A new study shows that white children access mental health care services at a higher rate than black or Latino children.
The authors of the study in the International Journal of Health Services were interested in why kids of color are more likely to be incarcerated or suspended from school. Many incarcerated young people have mental illness, so the researchers looked at inequalities in mental health care delivery.
Examining six years of national data from The Medical Expenditure Panel Survey, they found that white kids accessed services at a higher rate than children of color.
“What we found was that for black and Hispanic children, much fewer visits were made to psychiatrists and other mental health professionals,” said Dr. Lyndonna Marrast, lead author. “This was not because they needed less care, because black and white children have similar rates of mental health problems.”
The why behind that statistic is complicated, she said. It ranges from a lack of providers in some communities, to stigma and insurance issues. But doctors can take some steps now to address the disparity.
“Health professionals on one hand have a role that they can play,” said Marrast of Hofstra University. It’s important that they try to get “patients into mental health services as opposed to having certain behaviors attributed to misbehavior.”
“Youthful transgressions that might result in referral for treatment among nonminority children more often incur criminal sanctions for minorities,” according to the study.
To be clear, the data doesn’t provide a definitive link between the scarcity of access to mental health care and incarceration, but Marrast said she and her team are making an inference.
For Flossie Ierardi, who heads the music therapy master’s program at Drexel University, that resonates with patterns she’s seen in her own 20-year practice. She’s worked at a juvenile detention facility where most of the kids are African-American or Latino, even though the larger suburb where it’s located is mostly white.
Music therapy made a noticeable difference for some kids there, she said.

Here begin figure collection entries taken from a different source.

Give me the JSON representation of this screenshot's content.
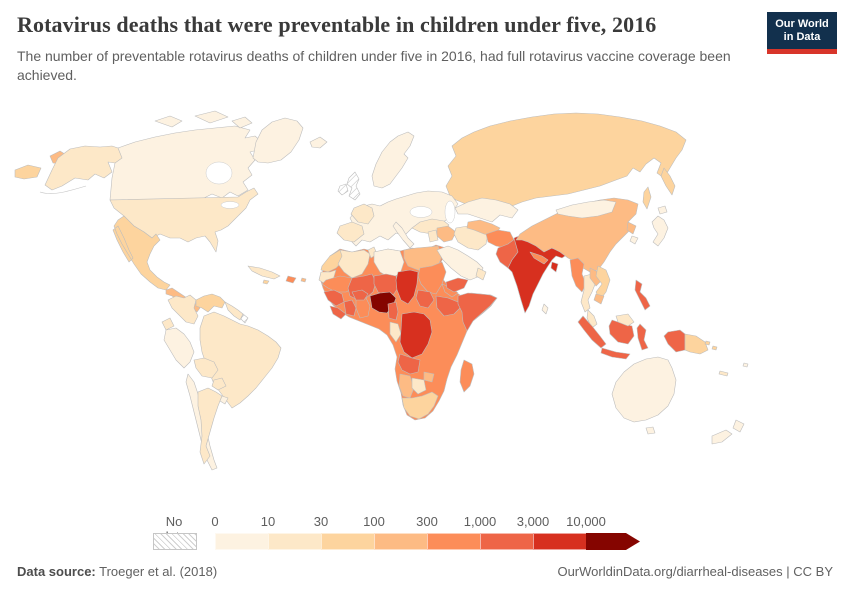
{
  "header": {
    "title": "Rotavirus deaths that were preventable in children under five, 2016",
    "subtitle": "The number of preventable rotavirus deaths of children under five in 2016, had full rotavirus vaccine coverage been achieved."
  },
  "logo": {
    "line1": "Our World",
    "line2": "in Data",
    "bg_color": "#12304d",
    "stripe_color": "#d8352a"
  },
  "chart_data": {
    "type": "choropleth-map",
    "title": "Rotavirus deaths that were preventable in children under five, 2016",
    "unit": "preventable rotavirus deaths",
    "year": "2016",
    "legend": {
      "no_data_label": "No data",
      "tick_labels": [
        "0",
        "10",
        "30",
        "100",
        "300",
        "1,000",
        "3,000",
        "10,000"
      ],
      "position": "bottom"
    },
    "bins": [
      {
        "label": "0-10",
        "color": "#fdf2e1"
      },
      {
        "label": "10-30",
        "color": "#fde8c8"
      },
      {
        "label": "30-100",
        "color": "#fdd49e"
      },
      {
        "label": "100-300",
        "color": "#fdbb84"
      },
      {
        "label": "300-1,000",
        "color": "#fc8d59"
      },
      {
        "label": "1,000-3,000",
        "color": "#ee6547"
      },
      {
        "label": "3,000-10,000",
        "color": "#d7301f"
      },
      {
        "label": "10,000+",
        "color": "#850500"
      },
      {
        "label": "No data",
        "color": "hatch"
      }
    ],
    "countries": {
      "canada": "0-10",
      "greenland": "0-10",
      "usa": "10-30",
      "mexico": "30-100",
      "central-america": "100-300",
      "cuba": "10-30",
      "hispaniola": "300-1,000",
      "jamaica": "30-100",
      "puerto-rico": "100-300",
      "colombia": "10-30",
      "venezuela": "30-100",
      "guyana-suriname": "10-30",
      "french-guiana": "No data",
      "ecuador": "10-30",
      "peru": "0-10",
      "brazil": "10-30",
      "bolivia": "10-30",
      "paraguay": "10-30",
      "chile": "0-10",
      "argentina": "10-30",
      "uruguay": "0-10",
      "iceland": "0-10",
      "united-kingdom": "No data",
      "ireland": "No data",
      "scandinavia": "0-10",
      "europe": "0-10",
      "france": "10-30",
      "iberia": "10-30",
      "italy": "0-10",
      "turkey": "10-30",
      "russia": "30-100",
      "russia-chukotka": "100-300",
      "russia-west-edge": "30-100",
      "kazakhstan": "0-10",
      "central-asia": "100-300",
      "mongolia": "0-10",
      "china": "100-300",
      "north-korea": "100-300",
      "south-korea": "0-10",
      "japan": "0-10",
      "morocco": "30-100",
      "western-sahara": "10-30",
      "algeria": "10-30",
      "tunisia": "10-30",
      "libya": "0-10",
      "egypt": "100-300",
      "mauritania": "300-1,000",
      "mali": "1,000-3,000",
      "niger": "1,000-3,000",
      "chad": "3,000-10,000",
      "sudan": "300-1,000",
      "eritrea": "300-1,000",
      "africa-base": "300-1,000",
      "guinea": "1,000-3,000",
      "sierra-leone": "1,000-3,000",
      "cote-divoire": "1,000-3,000",
      "ghana": "300-1,000",
      "burkina-faso": "1,000-3,000",
      "nigeria": "10,000+",
      "cameroon": "1,000-3,000",
      "gabon-congo": "10-30",
      "south-sudan": "1,000-3,000",
      "ethiopia": "1,000-3,000",
      "somalia": "1,000-3,000",
      "dr-congo": "3,000-10,000",
      "angola": "1,000-3,000",
      "zimbabwe": "100-300",
      "namibia": "100-300",
      "botswana": "10-30",
      "south-africa": "30-100",
      "madagascar": "300-1,000",
      "saudi-arabia": "0-10",
      "yemen": "1,000-3,000",
      "oman": "10-30",
      "iraq": "100-300",
      "syria-jordan": "10-30",
      "iran": "10-30",
      "afghanistan": "300-1,000",
      "pakistan": "1,000-3,000",
      "india": "3,000-10,000",
      "nepal": "300-1,000",
      "bangladesh": "3,000-10,000",
      "sri-lanka": "0-10",
      "myanmar": "300-1,000",
      "thailand": "10-30",
      "laos": "100-300",
      "vietnam": "30-100",
      "cambodia": "100-300",
      "malaysia": "10-30",
      "borneo-malaysia": "10-30",
      "indonesia": "1,000-3,000",
      "philippines": "1,000-3,000",
      "papua-new-guinea": "30-100",
      "australia": "0-10",
      "new-zealand": "0-10",
      "solomon-islands": "30-100",
      "fiji": "0-10",
      "new-caledonia": "10-30"
    }
  },
  "footer": {
    "source_label": "Data source:",
    "source_text": " Troeger et al. (2018)",
    "right_text": "OurWorldinData.org/diarrheal-diseases | CC BY"
  }
}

“And there were some kids who just took to music therapy very well. And you could see their strengths come out,” said Ierardi. “Their affect just really changed, and you could see a spring in their step as they were walking out of the room.”
That may have to do with the fact that in trauma-informed music therapy, the focus is not so much “what did you do?” as it is in a law-enforcement context but more “what happened to you?”
Marrast said providing more training to mental health professionals, recruiting more providers of color and adopting what she calls a “less punitive attitude” toward youthful misbehavior could all make a difference.